None of this is to imply that Stephenson is provably wrong, just that I disagree with him (or agree, where noted). The packaging of all of these concepts is superb and relatable, though Stephenson is not the greatest at building rich characters. Despite delving deeply into areas that I have formed my own opinions, barring philosophical objections that result in disruption of suspension of disbelief, he brought me some new knowledge.

Stephenson makes remarks about Judaism that might be perceived as "anti-semitic". "...to quote Gershom Scholem's translation, 'The speech of men is connected with divine speech and all language whether heavenly or human derives from one source: the Divine Name.' The practical Kabbalists, the sorcerers, bore the title Ba'al Shem, meaning 'master of the divine name.'" This particular reading is remarkable to me. While it's true that "ba'al" does mean "master", and likewise does "shem" mean "name", there's ambiguity here, and peculiarity.

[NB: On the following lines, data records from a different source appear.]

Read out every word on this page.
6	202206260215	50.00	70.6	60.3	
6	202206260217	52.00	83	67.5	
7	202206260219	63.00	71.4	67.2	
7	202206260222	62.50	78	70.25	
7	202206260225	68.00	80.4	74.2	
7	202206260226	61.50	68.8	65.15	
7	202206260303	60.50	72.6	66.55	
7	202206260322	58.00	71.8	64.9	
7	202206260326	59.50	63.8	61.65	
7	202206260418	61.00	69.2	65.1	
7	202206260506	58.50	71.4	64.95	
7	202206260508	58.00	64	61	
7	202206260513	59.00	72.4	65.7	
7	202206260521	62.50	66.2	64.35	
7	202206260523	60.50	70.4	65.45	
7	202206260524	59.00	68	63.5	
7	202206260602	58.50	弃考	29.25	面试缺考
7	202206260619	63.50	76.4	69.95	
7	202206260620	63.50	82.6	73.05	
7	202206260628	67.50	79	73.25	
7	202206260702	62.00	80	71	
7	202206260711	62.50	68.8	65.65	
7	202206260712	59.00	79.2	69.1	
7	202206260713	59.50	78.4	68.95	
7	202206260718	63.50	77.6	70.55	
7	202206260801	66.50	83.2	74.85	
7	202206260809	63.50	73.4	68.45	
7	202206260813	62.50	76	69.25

Hebrew uses the prefix "ha" to denote what English considers the definite article. "Hashem" is well-known as "The Name". Orthodox Jews use it instead of speaking God's name or even attempting to render God's name. So then, the rendering of Ba'al Shem suggests more "master of a name". It's doubly peculiar because the name "Ba'al" is the name of a Palestinian demon whose worship drew ancient Israel away from the worship of God. In a sense, the Kabbalists are proclaiming the name of Ba'al. Now, granted, my Hebrew is not anywhere near good, but the consideration held my interest. Occultists rarely refrain from making their unholy nature obvious, and this lack of restraint manifests in fractals. Where some occultists may think they are being sneaky, their nature manifests in other dimensions. Often, they will announce their allegiances in symbols, because making their position obvious but indirected enables them to gaslight victims more effectively. In this manner, although "Ba'al Shem" does literally mean "master of a name", they are also invoking the name of Ba'al, whereas they religiously refuse to invoke the name of their God. I have no such compunctions about invoking the Lord my God, Yahweh Elohim. May He bless you, my reader, as He has blessed me!

Snow Crash, as a book, while having its flaws, is also evocative enough to merit this kind of critique. The cyberpunk technologies represented are suitably spectacular. The plot is diverse and engaging. The motivations of the players are complicated, and the way the narrative plays out is unpredictable.